Learning to Code can help your child in Math & Science

Math and Science will always have their place in textbooks and classrooms. However, kids may find deep understanding of Math and Science concepts challenging as school curricula are often focused on examinations and lack application of these concepts to real-world problems.

In our courses, we incorporate elements of math and science in a way where students are required to draw upon these concepts as they are having fun solving various missions. These experiences not only give context and reinforce what they learn in school, they also create an environment for experimentation.

Mathematics is, in its way, a poetry of logical ideas

- Albert Einstein 

Learning to code has numerous benefits

Reinforce Concepts

Learning to code provides an avenue to apply concepts students have learnt in school, in an environment that encourages experimentation.​

Application of concepts in a real-word setting provides a much richer set of stimuli compared to attempting a question on the paper. This creates more meaningful experiences and enables a deeper understanding to the concepts.

Spatial Thinking

Spatial Thinking is the ability to extract meaning from an object's relative state to another object's shape, size, location, orientation, direction and distance.

There is evidence that exposure to activities that support development in spatial thinking early in life could result in improvements in mathematics understanding later on. (Christopher et al., 2018)

Logical Reasoning

Current school syllabus is moving away from memorization and towards critical thinking and deep understanding.


Students are taught to break complex problems down into smaller parts. They can focus better on the individual parts making the problem more manageable. After which, they can string the solution together in a sequential manner. 

Well Established Connection Between Spatial Thinking and Mathematical Ability

  • Christopher et al., 2018: "Evidence of strong spatial-mathematical connections and transfer from spatial interventions to mathematical understanding. Mathematical outcomes could be enhanced through spatial training in educational settings."

  • Gunderson et al., 2012 (5 year old): "Spatial skill can improve children's development of numerical knowledge by helping them to acquire a linear spatial representation of numbers"

  • Kyttälä et al., 2003 (6 year old): "Results indicate that early numeracy skills, more specifically counting skills, are related to visuo-spatial abilities. Our present results indicate that this relationship does not appear to result from formal schooling"

  • Battista,1990 (12 year old): "Two types of thoughts: spatial inductive thought and verbal-logical deductive thought are both believed to be important to mathematical problem solving"

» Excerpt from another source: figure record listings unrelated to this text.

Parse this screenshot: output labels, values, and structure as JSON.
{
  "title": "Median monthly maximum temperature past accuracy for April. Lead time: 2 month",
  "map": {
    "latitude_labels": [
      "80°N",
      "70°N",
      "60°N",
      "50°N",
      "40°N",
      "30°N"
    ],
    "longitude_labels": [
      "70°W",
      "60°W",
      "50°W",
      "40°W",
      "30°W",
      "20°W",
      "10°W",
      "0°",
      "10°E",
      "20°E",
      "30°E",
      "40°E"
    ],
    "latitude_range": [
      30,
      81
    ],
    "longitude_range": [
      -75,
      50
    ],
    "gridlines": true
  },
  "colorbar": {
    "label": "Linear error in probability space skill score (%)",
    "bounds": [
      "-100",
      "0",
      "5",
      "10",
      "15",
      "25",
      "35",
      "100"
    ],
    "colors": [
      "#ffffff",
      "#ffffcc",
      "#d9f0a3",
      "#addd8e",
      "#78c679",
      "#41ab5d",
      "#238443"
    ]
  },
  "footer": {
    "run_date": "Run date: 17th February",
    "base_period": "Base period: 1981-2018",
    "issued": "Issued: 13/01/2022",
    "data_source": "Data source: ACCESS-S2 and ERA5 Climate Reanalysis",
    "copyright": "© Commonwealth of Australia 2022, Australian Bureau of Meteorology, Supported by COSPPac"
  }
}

  • Hegarty and Kozhevnikov, 1999 (12 year old): "Use of schematic spatial representations was associated with success in mathematical problem solving. Use of schematic representations was also significantly correlated with spatial ability."

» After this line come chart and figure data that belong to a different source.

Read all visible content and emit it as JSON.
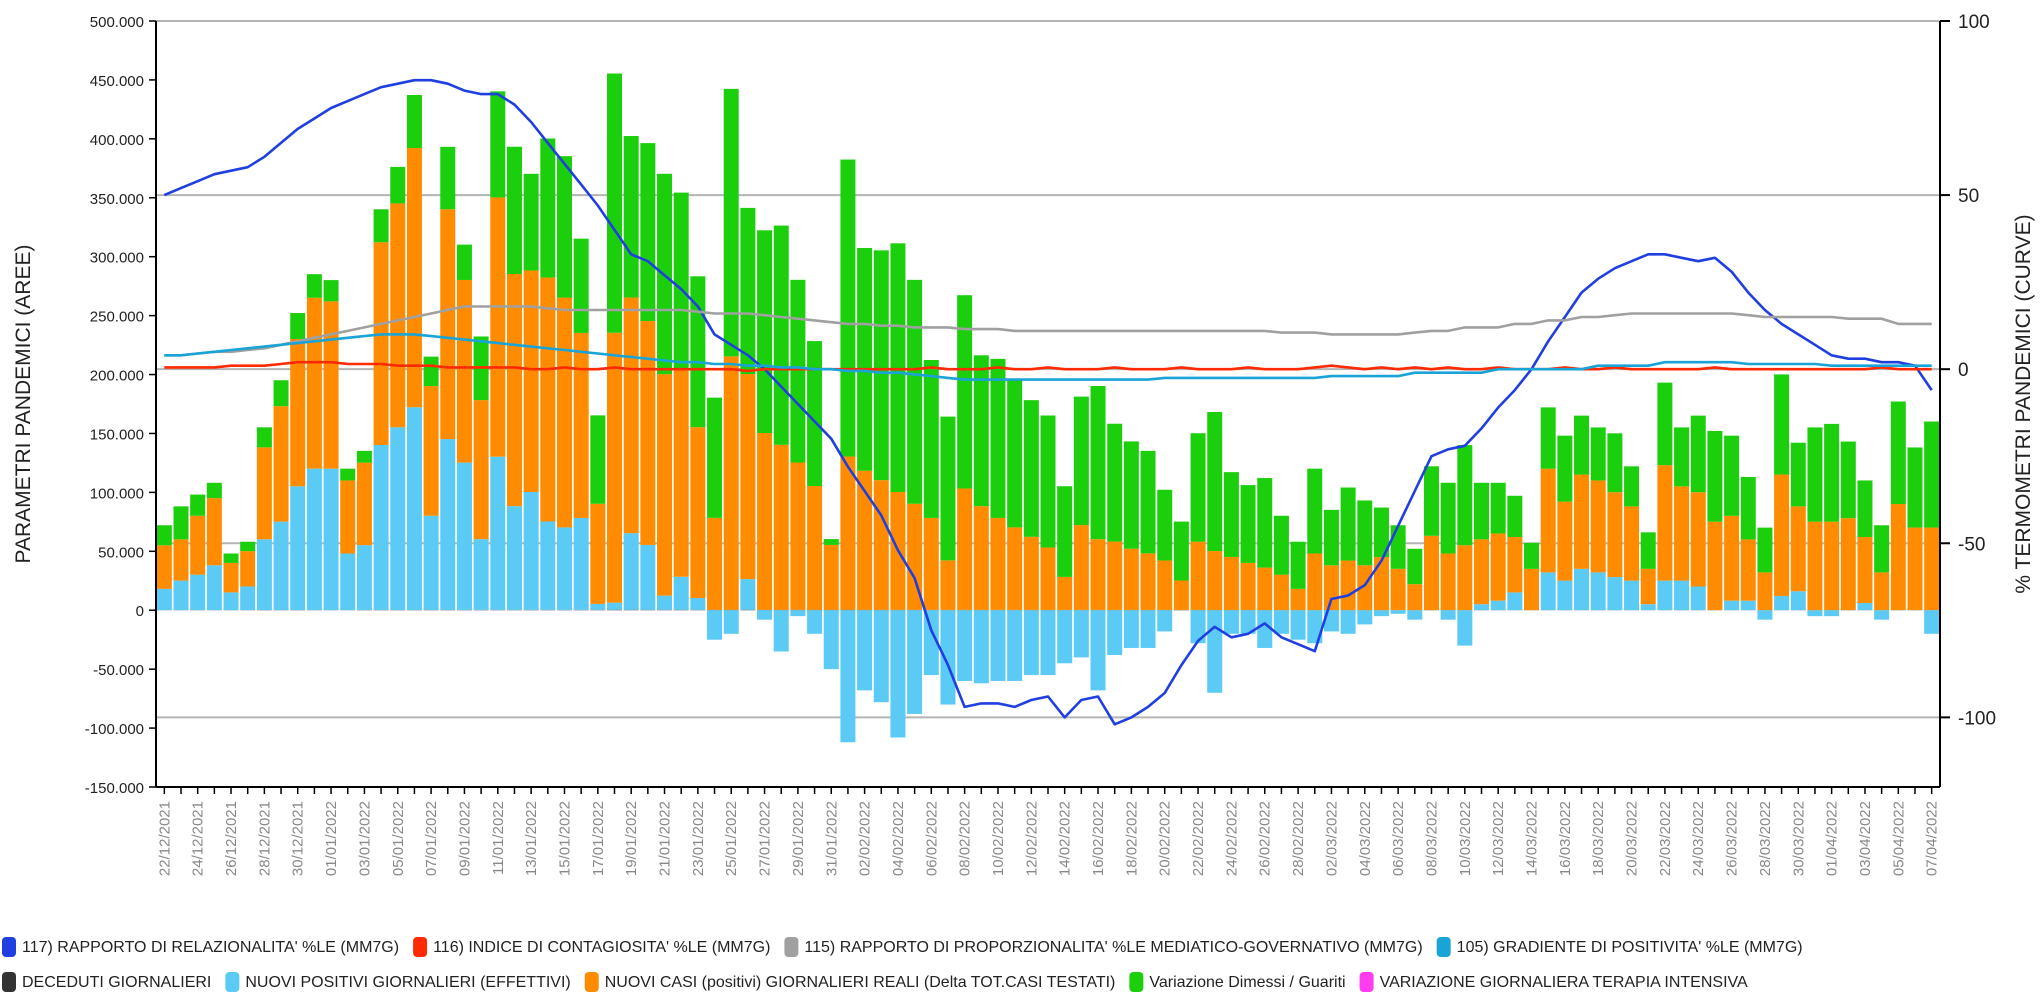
{
  "chart_data": {
    "type": "bar",
    "stacked": true,
    "ylabel": "PARAMETRI PANDEMICI (AREE)",
    "y2label": "% TERMOMETRI PANDEMICI (CURVE)",
    "ylim": [
      -150000,
      500000
    ],
    "yticks": [
      {
        "value": -150000,
        "label": "-150.000"
      },
      {
        "value": -100000,
        "label": "-100.000"
      },
      {
        "value": -50000,
        "label": "-50.000"
      },
      0,
      {
        "value": 50000,
        "label": "50.000"
      },
      {
        "value": 100000,
        "label": "100.000"
      },
      {
        "value": 150000,
        "label": "150.000"
      },
      {
        "value": 200000,
        "label": "200.000"
      },
      {
        "value": 250000,
        "label": "250.000"
      },
      {
        "value": 300000,
        "label": "300.000"
      },
      {
        "value": 350000,
        "label": "350.000"
      },
      {
        "value": 400000,
        "label": "400.000"
      },
      {
        "value": 450000,
        "label": "450.000"
      },
      {
        "value": 500000,
        "label": "500.000"
      }
    ],
    "y2lim": [
      -120,
      100
    ],
    "y2ticks": [
      -100,
      -50,
      0,
      50,
      100
    ],
    "grid": "y2",
    "legend": "bottom",
    "categories": [
      "22/12/2021",
      null,
      "24/12/2021",
      null,
      "26/12/2021",
      null,
      "28/12/2021",
      null,
      "30/12/2021",
      null,
      "01/01/2022",
      null,
      "03/01/2022",
      null,
      "05/01/2022",
      null,
      "07/01/2022",
      null,
      "09/01/2022",
      null,
      "11/01/2022",
      null,
      "13/01/2022",
      null,
      "15/01/2022",
      null,
      "17/01/2022",
      null,
      "19/01/2022",
      null,
      "21/01/2022",
      null,
      "23/01/2022",
      null,
      "25/01/2022",
      null,
      "27/01/2022",
      null,
      "29/01/2022",
      null,
      "31/01/2022",
      null,
      "02/02/2022",
      null,
      "04/02/2022",
      null,
      "06/02/2022",
      null,
      "08/02/2022",
      null,
      "10/02/2022",
      null,
      "12/02/2022",
      null,
      "14/02/2022",
      null,
      "16/02/2022",
      null,
      "18/02/2022",
      null,
      "20/02/2022",
      null,
      "22/02/2022",
      null,
      "24/02/2022",
      null,
      "26/02/2022",
      null,
      "28/02/2022",
      null,
      "02/03/2022",
      null,
      "04/03/2022",
      null,
      "06/03/2022",
      null,
      "08/03/2022",
      null,
      "10/03/2022",
      null,
      "12/03/2022",
      null,
      "14/03/2022",
      null,
      "16/03/2022",
      null,
      "18/03/2022",
      null,
      "20/03/2022",
      null,
      "22/03/2022",
      null,
      "24/03/2022",
      null,
      "26/03/2022",
      null,
      "28/03/2022",
      null,
      "30/03/2022",
      null,
      "01/04/2022",
      null,
      "03/04/2022",
      null,
      "05/04/2022",
      null,
      "07/04/2022"
    ],
    "series": [
      {
        "name": "117) RAPPORTO DI RELAZIONALITA' %LE (MM7G)",
        "type": "line",
        "axis": "y2",
        "color": "#1f3fe0",
        "values": [
          50,
          52,
          54,
          56,
          57,
          58,
          61,
          65,
          69,
          72,
          75,
          77,
          79,
          81,
          82,
          83,
          83,
          82,
          80,
          79,
          79,
          76,
          71,
          65,
          59,
          53,
          47,
          40,
          33,
          31,
          27,
          23,
          18,
          10,
          7,
          4,
          0,
          -5,
          -10,
          -15,
          -20,
          -28,
          -35,
          -42,
          -52,
          -60,
          -75,
          -85,
          -97,
          -96,
          -96,
          -97,
          -95,
          -94,
          -100,
          -95,
          -94,
          -102,
          -100,
          -97,
          -93,
          -85,
          -78,
          -74,
          -77,
          -76,
          -73,
          -77,
          -79,
          -81,
          -66,
          -65,
          -62,
          -55,
          -45,
          -35,
          -25,
          -23,
          -22,
          -17,
          -11,
          -6,
          0,
          8,
          15,
          22,
          26,
          29,
          31,
          33,
          33,
          32,
          31,
          32,
          28,
          22,
          17,
          13,
          10,
          7,
          4,
          3,
          3,
          2,
          2,
          1,
          -6
        ]
      },
      {
        "name": "116) INDICE DI CONTAGIOSITA' %LE (MM7G)",
        "type": "line",
        "axis": "y2",
        "color": "#ff2a00",
        "values": [
          0.5,
          0.5,
          0.5,
          0.5,
          1,
          1,
          1,
          1.5,
          2,
          2,
          2,
          1.5,
          1.5,
          1.5,
          1,
          1,
          1,
          0.5,
          0.5,
          0.5,
          0.5,
          0.5,
          0,
          0,
          0.5,
          0,
          0,
          0.5,
          0,
          0,
          0,
          0,
          0,
          0,
          0,
          -0.5,
          0,
          0,
          0,
          0,
          0,
          0,
          0,
          0,
          0,
          0,
          0.5,
          0,
          0,
          0,
          0.5,
          0,
          0,
          0.5,
          0,
          0,
          0,
          0.5,
          0,
          0,
          0,
          0.5,
          0,
          0,
          0,
          0.5,
          0,
          0,
          0,
          0.5,
          1,
          0.5,
          0,
          0.5,
          0,
          0.5,
          0,
          0.5,
          0,
          0,
          0.5,
          0,
          0,
          0,
          0.5,
          0,
          0,
          0.5,
          0,
          0,
          0,
          0,
          0,
          0.5,
          0,
          0,
          0,
          0,
          0,
          0,
          0,
          0,
          0,
          0.5,
          0,
          0,
          0
        ]
      },
      {
        "name": "115) RAPPORTO DI PROPORZIONALITA' %LE MEDIATICO-GOVERNATIVO (MM7G)",
        "type": "line",
        "axis": "y2",
        "color": "#a0a0a0",
        "values": [
          4,
          4,
          4.5,
          5,
          5,
          5.5,
          6,
          7,
          8,
          9,
          10,
          11,
          12,
          13,
          14,
          15,
          16,
          17,
          18,
          18,
          18,
          18,
          18,
          17.5,
          17,
          17,
          17,
          17,
          17,
          17,
          17,
          17,
          16.5,
          16,
          16,
          16,
          15.5,
          15,
          14.5,
          14,
          13.5,
          13,
          13,
          12.5,
          12.5,
          12,
          12,
          12,
          11.5,
          11.5,
          11.5,
          11,
          11,
          11,
          11,
          11,
          11,
          11,
          11,
          11,
          11,
          11,
          11,
          11,
          11,
          11,
          11,
          10.5,
          10.5,
          10.5,
          10,
          10,
          10,
          10,
          10,
          10.5,
          11,
          11,
          12,
          12,
          12,
          13,
          13,
          14,
          14,
          15,
          15,
          15.5,
          16,
          16,
          16,
          16,
          16,
          16,
          16,
          15.5,
          15,
          15,
          15,
          15,
          15,
          14.5,
          14.5,
          14.5,
          13,
          13,
          13
        ]
      },
      {
        "name": "105) GRADIENTE DI POSITIVITA' %LE (MM7G)",
        "type": "line",
        "axis": "y2",
        "color": "#1aa3d6",
        "values": [
          4,
          4,
          4.5,
          5,
          5.5,
          6,
          6.5,
          7,
          7.5,
          8,
          8.5,
          9,
          9.5,
          10,
          10,
          10,
          9.5,
          9,
          8.5,
          8,
          7.5,
          7,
          6.5,
          6,
          5.5,
          5,
          4.5,
          4,
          3.5,
          3,
          2.5,
          2,
          2,
          1.5,
          1.5,
          1,
          1,
          0.5,
          0.5,
          0,
          0,
          -0.5,
          -0.5,
          -1,
          -1,
          -1.5,
          -2,
          -2.5,
          -3,
          -3,
          -3,
          -3,
          -3,
          -3,
          -3,
          -3,
          -3,
          -3,
          -3,
          -3,
          -2.5,
          -2.5,
          -2.5,
          -2.5,
          -2.5,
          -2.5,
          -2.5,
          -2.5,
          -2.5,
          -2.5,
          -2,
          -2,
          -2,
          -2,
          -2,
          -1,
          -1,
          -1,
          -1,
          -1,
          0,
          0,
          0,
          0,
          0,
          0,
          1,
          1,
          1,
          1,
          2,
          2,
          2,
          2,
          2,
          1.5,
          1.5,
          1.5,
          1.5,
          1.5,
          1,
          1,
          1,
          1,
          1,
          1,
          1
        ]
      },
      {
        "name": "DECEDUTI GIORNALIERI",
        "type": "bar",
        "color": "#333333",
        "values": [
          120,
          140,
          150,
          130,
          140,
          150,
          200,
          160,
          180,
          150,
          140,
          130,
          220,
          230,
          200,
          230,
          210,
          220,
          250,
          300,
          290,
          310,
          320,
          300,
          280,
          290,
          350,
          430,
          390,
          380,
          360,
          380,
          350,
          380,
          400,
          410,
          380,
          390,
          370,
          390,
          390,
          430,
          400,
          380,
          350,
          340,
          330,
          310,
          320,
          320,
          300,
          290,
          270,
          250,
          250,
          270,
          260,
          250,
          240,
          230,
          220,
          230,
          210,
          200,
          190,
          180,
          170,
          160,
          150,
          140,
          150,
          140,
          150,
          130,
          120,
          130,
          140,
          160,
          150,
          140,
          130,
          120,
          110,
          130,
          140,
          120,
          130,
          120,
          110,
          100,
          120,
          140,
          130,
          120,
          110,
          100,
          110,
          120,
          130,
          140,
          130,
          140,
          120,
          110,
          120,
          130,
          140
        ]
      },
      {
        "name": "NUOVI POSITIVI GIORNALIERI (EFFETTIVI)",
        "type": "bar",
        "color": "#5bcaf5",
        "values": [
          18000,
          25000,
          30000,
          38000,
          15000,
          20000,
          60000,
          75000,
          105000,
          120000,
          120000,
          48000,
          55000,
          140000,
          155000,
          172000,
          80000,
          145000,
          125000,
          60000,
          130000,
          88000,
          100000,
          75000,
          70000,
          78000,
          5000,
          6000,
          65000,
          55000,
          12000,
          28000,
          10000,
          -25000,
          -20000,
          26000,
          -8000,
          -35000,
          -5000,
          -20000,
          -50000,
          -112000,
          -68000,
          -78000,
          -108000,
          -88000,
          -55000,
          -80000,
          -60000,
          -62000,
          -60000,
          -60000,
          -55000,
          -55000,
          -45000,
          -40000,
          -68000,
          -38000,
          -32000,
          -32000,
          -18000,
          0,
          -28000,
          -70000,
          -20000,
          -20000,
          -32000,
          -20000,
          -25000,
          -28000,
          -18000,
          -20000,
          -12000,
          -5000,
          -3000,
          -8000,
          0,
          -8000,
          -30000,
          5000,
          8000,
          15000,
          0,
          32000,
          25000,
          35000,
          32000,
          28000,
          25000,
          5000,
          25000,
          25000,
          20000,
          0,
          8000,
          8000,
          -8000,
          12000,
          16000,
          -5000,
          -5000,
          0,
          6000,
          -8000,
          0,
          0,
          -20000
        ]
      },
      {
        "name": "NUOVI CASI (positivi) GIORNALIERI REALI (Delta TOT.CASI TESTATI)",
        "type": "bar",
        "color": "#ff8c00",
        "values": [
          37000,
          35000,
          50000,
          57000,
          25000,
          30000,
          78000,
          98000,
          125000,
          145000,
          142000,
          62000,
          70000,
          172000,
          190000,
          220000,
          110000,
          195000,
          155000,
          118000,
          220000,
          197000,
          188000,
          207000,
          195000,
          157000,
          85000,
          229000,
          200000,
          190000,
          188000,
          177000,
          145000,
          78000,
          215000,
          174000,
          150000,
          140000,
          125000,
          105000,
          55000,
          130000,
          118000,
          110000,
          100000,
          90000,
          78000,
          42000,
          103000,
          88000,
          78000,
          70000,
          62000,
          53000,
          28000,
          72000,
          60000,
          58000,
          52000,
          48000,
          42000,
          25000,
          58000,
          50000,
          45000,
          40000,
          36000,
          30000,
          18000,
          48000,
          38000,
          42000,
          38000,
          45000,
          35000,
          22000,
          63000,
          48000,
          55000,
          55000,
          57000,
          47000,
          35000,
          88000,
          67000,
          80000,
          78000,
          72000,
          63000,
          30000,
          98000,
          80000,
          80000,
          75000,
          72000,
          52000,
          32000,
          103000,
          72000,
          75000,
          75000,
          78000,
          56000,
          32000,
          90000,
          70000,
          70000
        ]
      },
      {
        "name": "Variazione Dimessi / Guariti",
        "type": "bar",
        "color": "#1ccf0c",
        "values": [
          17000,
          28000,
          18000,
          13000,
          8000,
          8000,
          17000,
          22000,
          22000,
          20000,
          18000,
          10000,
          10000,
          28000,
          31000,
          45000,
          25000,
          53000,
          30000,
          54000,
          90000,
          108000,
          82000,
          118000,
          120000,
          80000,
          75000,
          220000,
          137000,
          151000,
          170000,
          149000,
          128000,
          102000,
          227000,
          141000,
          172000,
          186000,
          155000,
          123000,
          5000,
          252000,
          189000,
          195000,
          211000,
          190000,
          134000,
          122000,
          164000,
          128000,
          135000,
          126000,
          116000,
          112000,
          77000,
          109000,
          130000,
          100000,
          91000,
          87000,
          60000,
          50000,
          92000,
          118000,
          72000,
          66000,
          76000,
          50000,
          40000,
          72000,
          47000,
          62000,
          55000,
          42000,
          37000,
          30000,
          59000,
          60000,
          85000,
          48000,
          43000,
          35000,
          22000,
          52000,
          56000,
          50000,
          45000,
          50000,
          34000,
          31000,
          70000,
          50000,
          65000,
          77000,
          68000,
          53000,
          38000,
          85000,
          54000,
          80000,
          83000,
          65000,
          48000,
          40000,
          87000,
          68000,
          90000
        ]
      },
      {
        "name": "VARIAZIONE GIORNALIERA TERAPIA INTENSIVA",
        "type": "bar",
        "color": "#ff3cf0",
        "values": [
          -10,
          5,
          12,
          20,
          15,
          18,
          25,
          30,
          20,
          15,
          10,
          20,
          25,
          30,
          25,
          15,
          10,
          5,
          0,
          -5,
          10,
          5,
          -5,
          -10,
          -15,
          -5,
          -20,
          -25,
          -10,
          -15,
          -20,
          -30,
          -25,
          -15,
          -10,
          -20,
          -25,
          -15,
          -10,
          -5,
          -10,
          -15,
          -20,
          -25,
          -15,
          -10,
          -5,
          -20,
          -15,
          -10,
          -15,
          -20,
          -10,
          -5,
          -10,
          -15,
          -20,
          -10,
          -5,
          0,
          -10,
          -5,
          -15,
          -10,
          -5,
          0,
          -5,
          -10,
          -5,
          0,
          5,
          -5,
          0,
          5,
          -5,
          0,
          5,
          -10,
          -5,
          0,
          5,
          0,
          -5,
          5,
          10,
          5,
          0,
          -5,
          5,
          10,
          5,
          0,
          -5,
          5,
          10,
          0,
          -5,
          5,
          0,
          -10,
          -5,
          0,
          5,
          -5,
          0,
          5,
          -5
        ]
      }
    ]
  }
}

  • Reuhkala, 2001 (15.5 year old): "The ability to retain gradually increasing square patterns (static VSW M capacity), the ability to retain movement sequences (dynamic VSWM capacity) and the ability to mentally rotate abstract figures were related to mathematical skills."

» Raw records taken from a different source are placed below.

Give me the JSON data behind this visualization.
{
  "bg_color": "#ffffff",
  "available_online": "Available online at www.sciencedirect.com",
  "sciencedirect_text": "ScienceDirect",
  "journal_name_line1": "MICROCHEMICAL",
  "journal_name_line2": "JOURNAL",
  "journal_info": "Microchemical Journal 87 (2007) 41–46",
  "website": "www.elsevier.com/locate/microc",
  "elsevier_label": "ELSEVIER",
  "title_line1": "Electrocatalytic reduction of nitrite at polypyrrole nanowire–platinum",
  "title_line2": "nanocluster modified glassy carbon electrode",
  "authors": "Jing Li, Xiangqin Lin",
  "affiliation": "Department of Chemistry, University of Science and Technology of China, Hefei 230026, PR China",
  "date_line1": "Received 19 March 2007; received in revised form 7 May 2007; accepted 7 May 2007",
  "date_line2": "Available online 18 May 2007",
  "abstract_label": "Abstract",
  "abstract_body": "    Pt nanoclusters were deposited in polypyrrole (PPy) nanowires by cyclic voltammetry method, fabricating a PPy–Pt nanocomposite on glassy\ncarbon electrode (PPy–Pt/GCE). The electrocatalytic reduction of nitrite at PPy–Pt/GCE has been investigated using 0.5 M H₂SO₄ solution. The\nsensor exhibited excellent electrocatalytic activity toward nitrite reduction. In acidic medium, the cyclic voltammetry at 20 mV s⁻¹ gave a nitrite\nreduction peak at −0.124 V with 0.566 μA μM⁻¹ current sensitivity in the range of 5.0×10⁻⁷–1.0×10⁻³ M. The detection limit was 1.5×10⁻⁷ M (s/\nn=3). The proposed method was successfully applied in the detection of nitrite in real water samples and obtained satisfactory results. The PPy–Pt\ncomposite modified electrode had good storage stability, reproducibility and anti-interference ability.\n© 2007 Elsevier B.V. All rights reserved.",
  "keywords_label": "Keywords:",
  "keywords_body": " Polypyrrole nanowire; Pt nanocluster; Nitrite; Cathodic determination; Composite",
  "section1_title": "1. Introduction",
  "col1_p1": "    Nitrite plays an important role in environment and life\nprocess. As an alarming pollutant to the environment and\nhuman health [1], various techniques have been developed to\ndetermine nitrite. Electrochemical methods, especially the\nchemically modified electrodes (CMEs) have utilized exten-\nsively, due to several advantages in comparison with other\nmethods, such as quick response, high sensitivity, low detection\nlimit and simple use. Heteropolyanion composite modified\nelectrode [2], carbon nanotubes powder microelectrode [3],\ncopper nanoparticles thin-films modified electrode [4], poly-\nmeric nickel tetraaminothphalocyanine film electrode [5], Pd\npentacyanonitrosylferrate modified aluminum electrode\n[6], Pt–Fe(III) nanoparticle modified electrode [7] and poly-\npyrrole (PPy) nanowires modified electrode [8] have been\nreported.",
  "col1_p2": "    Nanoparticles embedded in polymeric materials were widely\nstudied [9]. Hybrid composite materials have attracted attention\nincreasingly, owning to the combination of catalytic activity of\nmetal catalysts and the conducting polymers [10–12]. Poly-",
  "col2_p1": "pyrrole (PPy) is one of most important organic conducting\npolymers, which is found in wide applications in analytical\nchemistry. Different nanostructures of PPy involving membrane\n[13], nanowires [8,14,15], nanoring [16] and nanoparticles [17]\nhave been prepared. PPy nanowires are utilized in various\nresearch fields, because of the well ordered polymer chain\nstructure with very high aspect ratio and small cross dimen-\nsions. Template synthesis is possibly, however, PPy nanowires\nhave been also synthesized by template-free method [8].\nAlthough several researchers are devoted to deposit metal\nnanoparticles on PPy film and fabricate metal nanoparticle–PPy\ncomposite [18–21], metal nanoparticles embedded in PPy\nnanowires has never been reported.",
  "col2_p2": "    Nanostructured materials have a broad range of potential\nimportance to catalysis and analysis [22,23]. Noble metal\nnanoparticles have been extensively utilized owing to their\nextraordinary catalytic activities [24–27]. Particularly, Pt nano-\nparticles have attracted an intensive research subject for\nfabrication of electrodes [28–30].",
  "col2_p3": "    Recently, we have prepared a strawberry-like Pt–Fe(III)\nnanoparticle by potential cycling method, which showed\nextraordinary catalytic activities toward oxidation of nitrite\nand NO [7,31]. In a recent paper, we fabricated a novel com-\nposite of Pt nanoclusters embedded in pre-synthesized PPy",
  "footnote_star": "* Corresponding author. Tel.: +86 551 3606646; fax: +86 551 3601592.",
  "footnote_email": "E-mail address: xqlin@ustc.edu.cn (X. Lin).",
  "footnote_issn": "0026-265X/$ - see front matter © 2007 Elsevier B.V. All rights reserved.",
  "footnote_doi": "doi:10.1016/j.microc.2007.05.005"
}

  • Geary et al., 2000 (19 year old): "Individual differences in arithmetical reasoning were related to individual differences in IQ, spatial abilities, and computational fluency."

Ensuring students benefit from our lessons

Time dedicated to more formal classroom-styled worksheets

It may appear to be all fun and games in our classes. In reality, we find a balance between activities and more traditional classroom-styled worksheets. Worksheets help students crystallize their thoughts and experiences into knowledge while reinforcing concepts that were illustrated through in-class activities.

We place an emphasis on developing a child's intellectual curiosity over just provision of information.

Picking the right platform to teach coding

For our courses, we typically base it on a coding platform that develops spatial thinking. This is the reason why most of our courses feature the Lego Mindstorms EV3. This platform with its Lego Technic parts, drag-and-drop interface and interactivity, provides an excellent environment for students to develop their spatial thinking skills while having fun.

We see spatial thinking as an essential skill set which supports learning of math and sciences.

All activities deal with an element of variability

Logical reasoning is needed only when there are unknowns. Without variability it would be merely executing a list of instructions. In each class, students are often given a mission to accomplish, however there are always certain elements within it that can be changed. This requires students to think of all the possible scenarios that the unknown brings and find an effective algorithm to deal with that variability, training logical reasoning abilities in the process.